Like many advocates against domestic violence, Henry believes people who suspect abuse should never stand back. Simply reaching out and letting a possible victim know they have an ally may help.  She also encourages individuals to know and look for the signs.

Federal agencies note that domestic violence follows a three-stage pattern:

  • Build-up of tension (criticism, yelling, swearing, using angry gestures, coercion or threats)
  • Physical or sexual attacks or threats of attack or punishment. The perpetrator’s rage becomes out of control.
  • Seduction: The perpetrator apologizes, blames the behavior on something else like being drunk, promises to change or gives gifts. This reinforces the victim’s hope for a healthy, loving relationship and allows the cycle to be repeated.

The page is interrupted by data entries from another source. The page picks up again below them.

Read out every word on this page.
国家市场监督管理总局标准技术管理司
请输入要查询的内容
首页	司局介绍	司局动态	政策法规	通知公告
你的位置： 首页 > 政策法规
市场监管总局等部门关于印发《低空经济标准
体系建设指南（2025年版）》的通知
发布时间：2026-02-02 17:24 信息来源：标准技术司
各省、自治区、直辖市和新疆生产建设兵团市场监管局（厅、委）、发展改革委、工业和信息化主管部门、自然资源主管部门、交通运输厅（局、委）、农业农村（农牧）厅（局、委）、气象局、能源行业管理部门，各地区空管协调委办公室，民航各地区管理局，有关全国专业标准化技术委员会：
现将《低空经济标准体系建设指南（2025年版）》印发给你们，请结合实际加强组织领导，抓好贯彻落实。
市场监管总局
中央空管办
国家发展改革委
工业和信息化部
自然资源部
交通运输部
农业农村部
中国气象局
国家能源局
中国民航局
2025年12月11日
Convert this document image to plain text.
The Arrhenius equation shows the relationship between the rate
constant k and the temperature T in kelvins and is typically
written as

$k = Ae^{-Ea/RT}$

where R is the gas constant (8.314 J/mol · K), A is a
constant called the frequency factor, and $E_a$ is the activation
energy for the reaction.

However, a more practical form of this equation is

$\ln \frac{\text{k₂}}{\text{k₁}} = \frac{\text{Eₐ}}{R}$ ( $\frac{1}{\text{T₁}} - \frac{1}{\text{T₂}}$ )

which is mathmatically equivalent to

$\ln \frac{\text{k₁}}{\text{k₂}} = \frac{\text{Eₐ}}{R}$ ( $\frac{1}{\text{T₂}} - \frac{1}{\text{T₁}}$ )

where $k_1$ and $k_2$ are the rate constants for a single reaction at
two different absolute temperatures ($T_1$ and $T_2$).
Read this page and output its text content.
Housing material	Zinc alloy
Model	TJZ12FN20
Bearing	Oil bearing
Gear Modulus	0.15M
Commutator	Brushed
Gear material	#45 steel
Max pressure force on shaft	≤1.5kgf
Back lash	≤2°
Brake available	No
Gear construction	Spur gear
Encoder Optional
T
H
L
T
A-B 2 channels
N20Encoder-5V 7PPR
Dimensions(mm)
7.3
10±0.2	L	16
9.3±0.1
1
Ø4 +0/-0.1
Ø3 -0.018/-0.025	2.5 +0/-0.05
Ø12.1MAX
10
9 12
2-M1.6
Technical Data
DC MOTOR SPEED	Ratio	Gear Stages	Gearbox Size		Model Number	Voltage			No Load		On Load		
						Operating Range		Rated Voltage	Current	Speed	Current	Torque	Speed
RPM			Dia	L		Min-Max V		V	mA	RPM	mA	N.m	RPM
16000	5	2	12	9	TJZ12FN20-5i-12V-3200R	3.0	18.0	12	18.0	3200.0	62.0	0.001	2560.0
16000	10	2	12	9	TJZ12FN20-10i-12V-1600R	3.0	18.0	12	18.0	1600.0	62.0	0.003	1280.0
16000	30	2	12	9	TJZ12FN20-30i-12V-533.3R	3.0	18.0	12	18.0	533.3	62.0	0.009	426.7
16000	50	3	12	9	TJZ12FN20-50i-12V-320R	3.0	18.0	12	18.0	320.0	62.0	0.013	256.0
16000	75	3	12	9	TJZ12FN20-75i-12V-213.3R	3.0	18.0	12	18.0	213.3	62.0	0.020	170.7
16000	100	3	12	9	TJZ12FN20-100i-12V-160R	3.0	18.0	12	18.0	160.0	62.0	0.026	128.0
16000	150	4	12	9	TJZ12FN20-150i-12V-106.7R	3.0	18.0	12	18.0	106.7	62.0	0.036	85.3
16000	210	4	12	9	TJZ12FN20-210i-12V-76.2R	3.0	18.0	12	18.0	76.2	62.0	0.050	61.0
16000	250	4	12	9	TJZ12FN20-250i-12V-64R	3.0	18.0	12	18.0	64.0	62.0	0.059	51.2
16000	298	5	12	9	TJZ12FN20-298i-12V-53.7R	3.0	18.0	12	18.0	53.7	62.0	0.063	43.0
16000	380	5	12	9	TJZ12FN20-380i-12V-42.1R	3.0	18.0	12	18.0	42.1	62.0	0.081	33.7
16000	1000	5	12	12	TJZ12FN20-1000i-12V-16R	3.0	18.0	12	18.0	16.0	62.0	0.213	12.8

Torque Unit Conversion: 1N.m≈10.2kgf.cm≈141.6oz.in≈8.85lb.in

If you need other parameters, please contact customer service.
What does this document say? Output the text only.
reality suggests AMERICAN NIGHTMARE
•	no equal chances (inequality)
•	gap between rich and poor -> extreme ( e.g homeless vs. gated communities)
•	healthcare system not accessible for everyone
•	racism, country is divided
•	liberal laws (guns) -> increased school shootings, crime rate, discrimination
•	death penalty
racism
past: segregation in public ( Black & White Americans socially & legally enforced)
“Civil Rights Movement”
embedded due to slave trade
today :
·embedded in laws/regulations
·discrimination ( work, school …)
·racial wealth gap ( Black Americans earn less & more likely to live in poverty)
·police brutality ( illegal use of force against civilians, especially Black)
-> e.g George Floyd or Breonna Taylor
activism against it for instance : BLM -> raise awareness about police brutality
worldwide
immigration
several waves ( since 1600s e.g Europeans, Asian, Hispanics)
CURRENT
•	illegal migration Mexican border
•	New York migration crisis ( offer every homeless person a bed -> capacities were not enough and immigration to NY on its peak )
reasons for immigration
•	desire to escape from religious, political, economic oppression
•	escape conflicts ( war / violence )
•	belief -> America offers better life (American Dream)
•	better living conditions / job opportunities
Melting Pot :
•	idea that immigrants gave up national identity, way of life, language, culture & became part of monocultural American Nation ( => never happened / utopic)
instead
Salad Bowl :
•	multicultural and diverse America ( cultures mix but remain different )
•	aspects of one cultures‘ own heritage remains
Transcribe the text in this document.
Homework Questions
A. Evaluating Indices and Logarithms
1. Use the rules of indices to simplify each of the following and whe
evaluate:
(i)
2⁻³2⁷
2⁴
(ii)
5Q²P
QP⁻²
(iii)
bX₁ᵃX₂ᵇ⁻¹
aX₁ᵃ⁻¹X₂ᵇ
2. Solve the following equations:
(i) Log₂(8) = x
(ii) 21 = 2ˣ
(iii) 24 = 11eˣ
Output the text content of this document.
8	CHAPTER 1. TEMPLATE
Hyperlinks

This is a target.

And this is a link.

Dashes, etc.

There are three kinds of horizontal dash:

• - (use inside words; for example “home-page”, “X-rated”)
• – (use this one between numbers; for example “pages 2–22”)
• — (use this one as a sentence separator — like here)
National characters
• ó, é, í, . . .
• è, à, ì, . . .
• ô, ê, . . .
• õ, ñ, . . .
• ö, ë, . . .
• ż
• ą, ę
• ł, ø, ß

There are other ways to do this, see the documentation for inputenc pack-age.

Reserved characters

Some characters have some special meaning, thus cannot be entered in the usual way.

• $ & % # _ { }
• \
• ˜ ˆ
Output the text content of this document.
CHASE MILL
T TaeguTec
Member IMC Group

If this type of pattern is evident in a relationship, the environment is no longer safe.

Domestic Abuse Intervention Services gives the following recommendations for helping or confronting a possible abuse victim:

  • Start by expressing concern. Approach the friend, relative or co-worker in a compassionate, understanding and non-blaming way. Remind them they are not alone.
  • Acknowledge that it is scary and difficult to talk about, but they don’t deserve to be threatened, hit or beaten. Communicate that it is not their fault.
  • Connect them to resources, such as a list of domestic violence indicators. Share resources, including social services, emergency shelter, counseling services and legal advice.
  • Support them as a friend, and be a good listener.
  • Respect their choices.
  • Plan safe strategies for leaving an abusive relationship. Never encourage someone to follow a plan they believe will put them at further risk.

Whether one is in a current abusive relationship or recovering from one, Henry emphasizes the healing power of counseling.

“Seeing the right counselor or psychologist can catapult you into a whole new dimension because it cracks open part of your brain,” Henry said. “I had a counselor through Collin College who was very instrumental in my healing.”

Doing work both locally and overseas, Henry’s passion for change has also inspired the development of her own foundation, Activism for Empowerment of Women and Children.

“I just want to join forces with other people who care about this,” Henry said. “I want to eradicate abuse in every way, shape and form.”